In general, the diagnosis of virus infectious disease requires antigen (or virus’ nucleotide) detection and antibody detection, both of which can help characterize the prevalence of pathogens [28]. Currently, there is no PCLV vaccine application in China, resulting in the establishment of an ELISA to urgently detect the antibody level of PCLV. In this study, a total of 1593 serum samples from intensive pig farms in Jiangxi Province were collected for field sample detection.
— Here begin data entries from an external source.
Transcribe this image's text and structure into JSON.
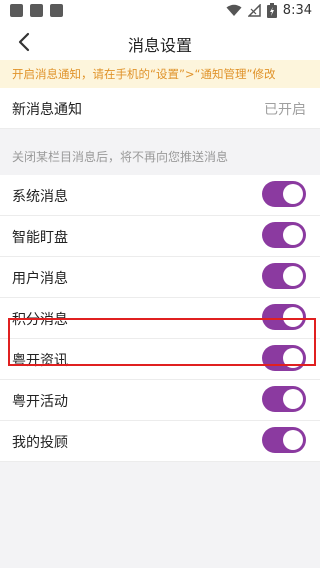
{
  "status_bar": {
    "time": "8:34"
  },
  "nav": {
    "title": "消息设置"
  },
  "tip": {
    "text": "开启消息通知，请在手机的“设置”>“通知管理”修改"
  },
  "notification": {
    "label": "新消息通知",
    "value": "已开启"
  },
  "section": {
    "label": "关闭某栏目消息后，将不再向您推送消息"
  },
  "items": [
    {
      "label": "系统消息",
      "on": true
    },
    {
      "label": "智能盯盘",
      "on": true
    },
    {
      "label": "用户消息",
      "on": true
    },
    {
      "label": "积分消息",
      "on": true
    },
    {
      "label": "粤开资讯",
      "on": true
    },
    {
      "label": "粤开活动",
      "on": true
    },
    {
      "label": "我的投顾",
      "on": true
    }
  ],
  "colors": {
    "toggle_on": "#8b3aa0",
    "tip_text": "#e0932b",
    "tip_bg": "#fdf5dc",
    "highlight": "#e02020"
  }
}
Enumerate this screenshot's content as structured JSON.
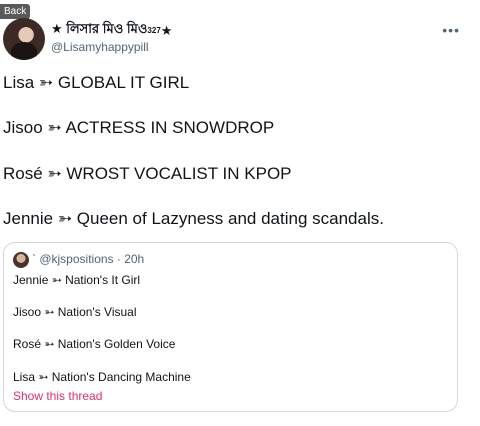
{
  "back_label": "Back",
  "author": {
    "display_name": "★ লিসার মিও মিও",
    "display_sup": "327",
    "display_suffix": "★",
    "handle": "@Lisamyhappypill"
  },
  "more_icon": "more-icon",
  "tweet_lines": [
    "Lisa ➳ GLOBAL IT GIRL",
    "Jisoo ➳ ACTRESS IN SNOWDROP",
    "Rosé ➳ WROST VOCALIST IN KPOP",
    "Jennie ➳  Queen of Lazyness and dating scandals."
  ],
  "quote": {
    "meta": "` @kjspositions · 20h",
    "lines": [
      "Jennie ➳ Nation's It Girl",
      "Jisoo ➳ Nation's Visual",
      "Rosé ➳ Nation's Golden Voice",
      "Lisa ➳ Nation's Dancing Machine"
    ],
    "show_thread": "Show this thread"
  },
  "colors": {
    "link": "#d6336c",
    "secondary": "#536471",
    "border": "#cfd9de"
  }
}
The data showed that 17.83% (284/1593) of the samples were PCLV positive, suggesting a low prevalence of PCLV in pigs. However, the positive rate is highly different in different areas, indicating that the prevalence of PCLV might be different all over our country. This phenomenon might be associated with the prevention of another virus, etc. [15].
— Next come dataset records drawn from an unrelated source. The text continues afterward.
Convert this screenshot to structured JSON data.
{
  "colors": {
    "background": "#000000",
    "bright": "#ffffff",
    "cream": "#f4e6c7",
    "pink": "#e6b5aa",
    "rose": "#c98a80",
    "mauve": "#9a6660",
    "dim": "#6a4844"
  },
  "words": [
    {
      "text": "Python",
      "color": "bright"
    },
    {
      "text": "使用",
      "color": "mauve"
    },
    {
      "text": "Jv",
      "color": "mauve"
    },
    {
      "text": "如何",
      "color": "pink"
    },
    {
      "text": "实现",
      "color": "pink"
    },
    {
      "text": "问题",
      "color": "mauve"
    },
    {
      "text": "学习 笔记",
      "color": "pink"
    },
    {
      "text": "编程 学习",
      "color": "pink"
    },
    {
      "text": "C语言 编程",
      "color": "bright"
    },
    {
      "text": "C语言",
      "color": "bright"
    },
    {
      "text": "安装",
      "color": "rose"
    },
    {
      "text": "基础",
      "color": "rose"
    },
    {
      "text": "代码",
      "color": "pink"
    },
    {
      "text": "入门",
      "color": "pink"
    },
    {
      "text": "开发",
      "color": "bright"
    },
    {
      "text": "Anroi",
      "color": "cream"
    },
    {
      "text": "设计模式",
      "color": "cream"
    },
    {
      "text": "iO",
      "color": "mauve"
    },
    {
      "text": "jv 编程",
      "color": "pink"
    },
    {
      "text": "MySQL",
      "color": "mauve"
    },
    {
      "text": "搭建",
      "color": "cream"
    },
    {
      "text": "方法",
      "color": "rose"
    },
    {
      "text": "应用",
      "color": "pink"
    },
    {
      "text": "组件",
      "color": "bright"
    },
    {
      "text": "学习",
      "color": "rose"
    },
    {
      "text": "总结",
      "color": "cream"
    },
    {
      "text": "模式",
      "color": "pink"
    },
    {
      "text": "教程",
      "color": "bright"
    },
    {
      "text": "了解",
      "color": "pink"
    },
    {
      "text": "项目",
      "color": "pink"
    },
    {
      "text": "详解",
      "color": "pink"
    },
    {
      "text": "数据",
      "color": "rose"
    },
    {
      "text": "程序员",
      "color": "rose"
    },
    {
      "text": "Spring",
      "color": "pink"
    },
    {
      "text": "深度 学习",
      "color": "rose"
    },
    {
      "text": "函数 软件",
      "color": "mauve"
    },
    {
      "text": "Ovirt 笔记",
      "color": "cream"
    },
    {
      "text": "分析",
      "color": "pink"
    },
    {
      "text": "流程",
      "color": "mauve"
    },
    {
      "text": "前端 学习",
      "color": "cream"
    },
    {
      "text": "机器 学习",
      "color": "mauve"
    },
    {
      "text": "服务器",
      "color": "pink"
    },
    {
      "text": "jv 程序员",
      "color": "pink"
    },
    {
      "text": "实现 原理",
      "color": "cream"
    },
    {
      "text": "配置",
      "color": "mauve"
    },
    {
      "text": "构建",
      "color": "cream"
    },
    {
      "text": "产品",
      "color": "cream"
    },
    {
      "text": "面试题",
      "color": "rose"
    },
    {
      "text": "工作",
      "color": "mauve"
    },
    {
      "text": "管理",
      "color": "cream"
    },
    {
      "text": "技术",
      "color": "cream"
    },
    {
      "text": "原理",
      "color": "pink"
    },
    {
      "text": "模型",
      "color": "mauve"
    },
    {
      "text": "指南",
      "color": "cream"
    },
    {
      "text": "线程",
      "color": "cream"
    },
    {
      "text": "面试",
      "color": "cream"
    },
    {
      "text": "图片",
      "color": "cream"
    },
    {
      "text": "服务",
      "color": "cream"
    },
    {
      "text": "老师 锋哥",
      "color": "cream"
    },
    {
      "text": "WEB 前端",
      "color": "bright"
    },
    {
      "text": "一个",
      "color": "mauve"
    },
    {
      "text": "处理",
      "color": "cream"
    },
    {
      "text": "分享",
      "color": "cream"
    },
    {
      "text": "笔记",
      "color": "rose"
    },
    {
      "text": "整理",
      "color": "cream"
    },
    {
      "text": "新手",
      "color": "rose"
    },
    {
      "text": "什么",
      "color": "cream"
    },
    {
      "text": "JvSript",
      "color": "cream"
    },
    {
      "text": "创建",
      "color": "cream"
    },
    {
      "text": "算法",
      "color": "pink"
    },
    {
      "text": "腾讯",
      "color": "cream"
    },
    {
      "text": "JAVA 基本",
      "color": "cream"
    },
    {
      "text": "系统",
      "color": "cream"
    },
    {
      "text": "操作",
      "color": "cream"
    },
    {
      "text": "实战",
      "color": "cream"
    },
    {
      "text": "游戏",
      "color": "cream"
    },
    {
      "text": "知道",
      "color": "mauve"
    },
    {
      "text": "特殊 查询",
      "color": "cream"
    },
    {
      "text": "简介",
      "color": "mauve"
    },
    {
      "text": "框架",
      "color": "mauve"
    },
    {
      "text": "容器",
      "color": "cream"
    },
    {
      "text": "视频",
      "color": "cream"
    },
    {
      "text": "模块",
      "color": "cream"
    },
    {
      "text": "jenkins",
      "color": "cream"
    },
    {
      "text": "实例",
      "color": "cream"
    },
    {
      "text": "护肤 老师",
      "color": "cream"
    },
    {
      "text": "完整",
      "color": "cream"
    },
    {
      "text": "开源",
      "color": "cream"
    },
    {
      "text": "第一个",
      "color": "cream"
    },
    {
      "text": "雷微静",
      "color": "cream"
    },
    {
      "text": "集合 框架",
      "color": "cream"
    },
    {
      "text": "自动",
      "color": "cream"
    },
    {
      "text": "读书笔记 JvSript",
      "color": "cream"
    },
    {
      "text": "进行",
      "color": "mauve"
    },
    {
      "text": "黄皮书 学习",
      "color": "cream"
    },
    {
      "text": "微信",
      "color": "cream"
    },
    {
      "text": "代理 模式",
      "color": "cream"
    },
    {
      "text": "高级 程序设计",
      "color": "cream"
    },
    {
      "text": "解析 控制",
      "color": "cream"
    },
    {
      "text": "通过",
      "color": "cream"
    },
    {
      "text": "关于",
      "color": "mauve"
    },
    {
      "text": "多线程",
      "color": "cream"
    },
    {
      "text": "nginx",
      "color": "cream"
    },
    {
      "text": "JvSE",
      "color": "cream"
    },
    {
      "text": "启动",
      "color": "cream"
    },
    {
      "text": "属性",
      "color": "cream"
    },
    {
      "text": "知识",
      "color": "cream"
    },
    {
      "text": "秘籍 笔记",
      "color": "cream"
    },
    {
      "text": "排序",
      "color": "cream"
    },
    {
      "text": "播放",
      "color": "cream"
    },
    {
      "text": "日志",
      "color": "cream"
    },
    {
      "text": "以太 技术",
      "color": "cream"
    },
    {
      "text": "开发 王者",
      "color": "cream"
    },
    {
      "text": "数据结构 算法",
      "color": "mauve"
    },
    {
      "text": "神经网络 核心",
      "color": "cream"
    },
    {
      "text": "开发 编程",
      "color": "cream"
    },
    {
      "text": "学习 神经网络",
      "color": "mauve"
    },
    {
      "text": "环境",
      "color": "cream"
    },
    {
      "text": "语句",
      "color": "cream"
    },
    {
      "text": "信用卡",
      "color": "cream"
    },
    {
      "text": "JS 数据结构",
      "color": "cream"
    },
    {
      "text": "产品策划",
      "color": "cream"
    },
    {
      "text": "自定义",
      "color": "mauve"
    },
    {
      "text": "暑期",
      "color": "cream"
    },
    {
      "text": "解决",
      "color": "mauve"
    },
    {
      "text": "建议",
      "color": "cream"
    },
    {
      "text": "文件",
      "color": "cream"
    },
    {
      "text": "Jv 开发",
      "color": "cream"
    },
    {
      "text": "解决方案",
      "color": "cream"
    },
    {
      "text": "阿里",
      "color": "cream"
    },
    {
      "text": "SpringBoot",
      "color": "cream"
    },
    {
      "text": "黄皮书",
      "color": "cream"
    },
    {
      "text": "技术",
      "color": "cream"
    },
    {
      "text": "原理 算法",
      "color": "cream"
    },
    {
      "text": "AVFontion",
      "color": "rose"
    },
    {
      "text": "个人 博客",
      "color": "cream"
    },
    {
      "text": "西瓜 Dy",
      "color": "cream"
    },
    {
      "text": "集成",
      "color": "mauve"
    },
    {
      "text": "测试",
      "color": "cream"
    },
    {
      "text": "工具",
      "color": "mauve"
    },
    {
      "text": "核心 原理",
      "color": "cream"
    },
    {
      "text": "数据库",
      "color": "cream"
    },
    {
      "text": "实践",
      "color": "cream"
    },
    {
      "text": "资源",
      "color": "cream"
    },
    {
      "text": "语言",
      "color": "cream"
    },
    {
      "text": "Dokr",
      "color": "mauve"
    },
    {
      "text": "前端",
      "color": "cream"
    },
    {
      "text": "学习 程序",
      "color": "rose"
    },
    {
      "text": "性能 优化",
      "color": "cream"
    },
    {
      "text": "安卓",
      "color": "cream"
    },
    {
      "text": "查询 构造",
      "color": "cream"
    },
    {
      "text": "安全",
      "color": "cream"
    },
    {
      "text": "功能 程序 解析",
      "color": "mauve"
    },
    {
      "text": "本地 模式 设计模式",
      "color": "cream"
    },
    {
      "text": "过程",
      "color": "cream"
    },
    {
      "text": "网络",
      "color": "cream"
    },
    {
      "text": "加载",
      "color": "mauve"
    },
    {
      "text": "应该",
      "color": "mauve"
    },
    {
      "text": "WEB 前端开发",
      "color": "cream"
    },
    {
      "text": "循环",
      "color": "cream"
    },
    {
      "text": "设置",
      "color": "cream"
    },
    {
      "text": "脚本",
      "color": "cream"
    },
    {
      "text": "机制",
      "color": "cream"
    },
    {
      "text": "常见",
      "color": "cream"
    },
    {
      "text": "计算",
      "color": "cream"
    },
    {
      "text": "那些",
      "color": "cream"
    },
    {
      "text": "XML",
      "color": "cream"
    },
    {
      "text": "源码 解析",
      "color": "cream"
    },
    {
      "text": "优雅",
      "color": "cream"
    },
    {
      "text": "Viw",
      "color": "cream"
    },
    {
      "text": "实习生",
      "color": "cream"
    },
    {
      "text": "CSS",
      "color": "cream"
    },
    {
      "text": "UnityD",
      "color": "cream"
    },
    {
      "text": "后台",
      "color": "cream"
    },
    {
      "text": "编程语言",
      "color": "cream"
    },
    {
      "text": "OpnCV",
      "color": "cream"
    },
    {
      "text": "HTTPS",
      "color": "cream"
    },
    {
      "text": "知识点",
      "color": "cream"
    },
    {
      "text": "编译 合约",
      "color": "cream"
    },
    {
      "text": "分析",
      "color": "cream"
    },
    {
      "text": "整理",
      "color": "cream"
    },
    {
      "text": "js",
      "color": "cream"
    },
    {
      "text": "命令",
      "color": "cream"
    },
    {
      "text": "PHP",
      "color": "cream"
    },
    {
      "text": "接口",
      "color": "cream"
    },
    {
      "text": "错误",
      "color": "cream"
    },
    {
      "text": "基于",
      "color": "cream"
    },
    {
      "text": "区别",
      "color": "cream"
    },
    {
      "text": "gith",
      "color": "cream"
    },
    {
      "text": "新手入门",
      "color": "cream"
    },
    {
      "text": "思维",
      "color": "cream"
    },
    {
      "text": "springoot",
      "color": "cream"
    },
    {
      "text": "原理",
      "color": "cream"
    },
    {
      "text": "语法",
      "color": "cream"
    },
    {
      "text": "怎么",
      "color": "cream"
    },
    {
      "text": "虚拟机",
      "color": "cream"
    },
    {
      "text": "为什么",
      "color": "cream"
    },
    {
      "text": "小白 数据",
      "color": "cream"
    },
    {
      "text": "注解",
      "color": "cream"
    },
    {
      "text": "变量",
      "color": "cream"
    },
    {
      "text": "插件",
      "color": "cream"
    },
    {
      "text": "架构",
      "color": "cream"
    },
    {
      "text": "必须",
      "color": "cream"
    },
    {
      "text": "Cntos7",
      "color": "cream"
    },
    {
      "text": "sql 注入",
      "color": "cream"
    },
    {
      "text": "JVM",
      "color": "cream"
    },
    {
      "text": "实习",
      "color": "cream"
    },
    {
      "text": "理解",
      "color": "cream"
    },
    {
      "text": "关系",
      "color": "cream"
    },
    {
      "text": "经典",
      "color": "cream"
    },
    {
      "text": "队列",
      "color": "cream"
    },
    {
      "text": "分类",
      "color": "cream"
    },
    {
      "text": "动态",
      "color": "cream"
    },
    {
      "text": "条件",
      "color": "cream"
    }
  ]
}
However, there were several limitations to this study. (1) Since the pathogenicity of PCLV is not clear to date, the serum samples collected were without focalization; therefore, the resulting low positive rate of PCLV antibody cannot reflect the threats of PCLV infection. (2) In general, a new indirect ELISA-based detection kit requires validation by comparison with the same or similar commercial ELISA kit. Nevertheless, although the primary application of this novel ELISA kit has potential use as a diagnostic test, further comparative analysis of this indirect ELISA needs to be performed. (3) Little serum sample numbers from limited areas limited the application of this novel ELISA kit; the low PCLV positive rate in Jiangxi Province did not reflect the positive rate in our country. Hence, large-scale serum antibody investigations need to be further performed in larger areas.

5. Conclusions

The established indirect ELISA was with good repeatability, high sensitivity and high specificity for detection of PCLV Rep protein antibody in serum samples. It may have great potential usage for serum epidemiological investigation, as well as the serological diagnosis of PCLV infection. Furthermore, the results revealed a low prevalence of PCLV Rep protein in Jiangxi Province, China, indicating that an extensive serological exploration of the epidemiology of PCLV is necessary in future studies.